Average attendance in OKC is just over 3,000, so the large number of blue and orange shirts in the audience Saturday probably buoyed the visitors to play through any sores suffered during the long bus ride. “For the Oilers fans in Vancouver to come out here tonight, and be so loud and boisterous, it was great, for sure.”
And hey, these guys are professionals. It probably sticks in their craw when they go nearly three games without seeing the red light go on even one time.

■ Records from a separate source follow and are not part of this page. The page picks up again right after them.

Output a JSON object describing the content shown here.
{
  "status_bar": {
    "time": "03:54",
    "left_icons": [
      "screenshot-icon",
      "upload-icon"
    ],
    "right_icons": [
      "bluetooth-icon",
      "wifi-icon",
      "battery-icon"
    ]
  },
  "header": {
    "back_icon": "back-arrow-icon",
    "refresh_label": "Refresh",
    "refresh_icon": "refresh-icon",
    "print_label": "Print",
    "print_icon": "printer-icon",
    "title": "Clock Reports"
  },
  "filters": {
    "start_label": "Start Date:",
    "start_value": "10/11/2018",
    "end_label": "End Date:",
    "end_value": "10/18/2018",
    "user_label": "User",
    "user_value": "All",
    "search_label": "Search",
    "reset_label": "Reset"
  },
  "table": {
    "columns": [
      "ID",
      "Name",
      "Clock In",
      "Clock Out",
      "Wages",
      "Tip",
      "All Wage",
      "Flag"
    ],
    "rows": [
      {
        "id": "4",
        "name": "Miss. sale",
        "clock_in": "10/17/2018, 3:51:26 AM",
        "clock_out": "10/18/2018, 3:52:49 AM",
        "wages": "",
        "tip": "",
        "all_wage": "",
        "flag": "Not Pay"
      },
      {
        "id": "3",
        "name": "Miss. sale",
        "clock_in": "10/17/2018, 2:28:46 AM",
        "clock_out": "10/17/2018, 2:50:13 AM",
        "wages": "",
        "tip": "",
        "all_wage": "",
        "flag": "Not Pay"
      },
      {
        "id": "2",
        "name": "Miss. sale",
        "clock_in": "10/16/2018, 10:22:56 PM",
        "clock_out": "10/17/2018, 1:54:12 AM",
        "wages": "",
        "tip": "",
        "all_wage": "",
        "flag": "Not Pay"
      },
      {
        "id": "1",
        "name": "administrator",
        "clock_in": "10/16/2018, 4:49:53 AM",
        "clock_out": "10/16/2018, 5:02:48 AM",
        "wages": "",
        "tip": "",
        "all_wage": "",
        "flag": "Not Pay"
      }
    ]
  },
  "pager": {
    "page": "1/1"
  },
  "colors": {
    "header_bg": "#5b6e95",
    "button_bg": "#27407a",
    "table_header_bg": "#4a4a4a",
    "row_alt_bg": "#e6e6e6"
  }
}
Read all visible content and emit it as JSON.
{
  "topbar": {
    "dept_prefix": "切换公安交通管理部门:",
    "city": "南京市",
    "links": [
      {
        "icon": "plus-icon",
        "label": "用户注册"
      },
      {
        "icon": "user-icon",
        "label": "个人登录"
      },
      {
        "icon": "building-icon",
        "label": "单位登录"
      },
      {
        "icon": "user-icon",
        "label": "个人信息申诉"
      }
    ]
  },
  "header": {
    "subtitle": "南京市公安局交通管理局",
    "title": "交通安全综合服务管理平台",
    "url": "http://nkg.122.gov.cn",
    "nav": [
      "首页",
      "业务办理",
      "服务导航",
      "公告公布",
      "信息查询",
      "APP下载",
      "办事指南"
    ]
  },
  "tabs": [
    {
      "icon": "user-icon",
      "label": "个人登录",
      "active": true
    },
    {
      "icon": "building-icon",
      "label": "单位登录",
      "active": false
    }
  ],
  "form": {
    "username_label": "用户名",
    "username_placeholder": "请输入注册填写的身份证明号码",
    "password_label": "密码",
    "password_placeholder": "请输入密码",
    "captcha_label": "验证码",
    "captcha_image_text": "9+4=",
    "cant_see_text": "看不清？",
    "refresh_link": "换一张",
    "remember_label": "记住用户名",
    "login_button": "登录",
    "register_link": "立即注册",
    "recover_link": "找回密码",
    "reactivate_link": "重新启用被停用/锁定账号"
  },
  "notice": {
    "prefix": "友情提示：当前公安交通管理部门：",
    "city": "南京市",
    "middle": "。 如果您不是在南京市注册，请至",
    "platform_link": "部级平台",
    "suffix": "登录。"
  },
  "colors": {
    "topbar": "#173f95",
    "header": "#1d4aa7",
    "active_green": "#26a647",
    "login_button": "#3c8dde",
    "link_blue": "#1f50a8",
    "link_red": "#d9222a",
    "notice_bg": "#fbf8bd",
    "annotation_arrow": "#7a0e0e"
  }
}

Whatever the reason, the Barons came out hitting hard and skating fast, jumping to a 15-5 advantage in the shots department after 20 minutes and 24-13 after 40. Despite spending most of the first two periods in the Heat end of the rink, Danny Taylor shut the door. It wasn’t until the 7:26 mark of the third period that the Barons finally put puck to twine, as Hall scored a power play goal on a cross-ice pass from Nugent-Hopkins.
It marks just the second time the Heat have allowed a power play goal this season.
But Abbotsford hasn’t leapt to the top of the AHL standings by rolling over. They turned up the desperation, outshooting OKC 19-9 in the third period and tying the game on a greasy, lunch-bucket goal by Dustin Sylvester with just 1:45 left in the third.
would solve nothing solved everything. Schultz blasted a shot from the top of the slot past Taylor at 1:36 of the extra frame to secure the win for Oklahoma.
This weekend saw something rare at the Abbotsford Sports and Entertainment Centre: sellout crowds for games that don’t feature a Vancouver Canuck farm team. Locked out stars like Hall and Nugent-Hopkins are putting bums in seats in the Valley; so far this season, the Heat are up by around 2,000 in average attendance over last year. Considering the entertainment value of these games, it’s a shame that midweek games don’t draw nearly as well. “It was a fast, entertaining game,” said Hall, who agrees that this league offers something for fans and players alike. “It was a fair game, too — not a lot of cheap shots — so I think I can speak for both teams when I say that it was fun to be a part of out there.”
As for the Heat, well, you never want to lose, but Head Coach Troy Ward was generally happy with his team’s performance over the weekend against the Barons. “That is a very talented team over there, and we held them off the scoresheet 5-on-5 this weekend,” said Ward after Saturday’s OT loss. “We shut them out yesterday Today they scored once 4-on-4, and once on a power play.”
The single point brings Abbotsford within two points of the Western Conference leaders, the Charlotte Checkers. The Heat have 17 points to Charlottes 19, with two games in hand.
The Heat’s next home games are November 13 and 14 versus the Lake Erie Monsters, the AHL affiliate of the Colorado Avalanche. Tickets start at just $12 — GO, for goodness sake.
One of our favourite parts of games like this is when the Timbits teams come out during intermission. These kids aren’t looking for million-dollar contracts — not yet, anyway — they just want to play the game. Below is a picture of the Abbotsford Angry Birds in action during intermission at Saturday’s game; the Heat and other teams struggling with attendance should come up with more active ways to integrate themselves into their local communities. One such program involves having child reporters with their mics and video cameras in the post-game scrum. They were literally beside themselves at the chance to throw questions at a guy like Taylor Hall, who by the way played ambassador to the game very well.
Q: “What would you say was the key play that gave your team the win tonight?”
A: “I’m going to go with the overtime winner, but we rolled four lines all night and played a pretty complete game overall.”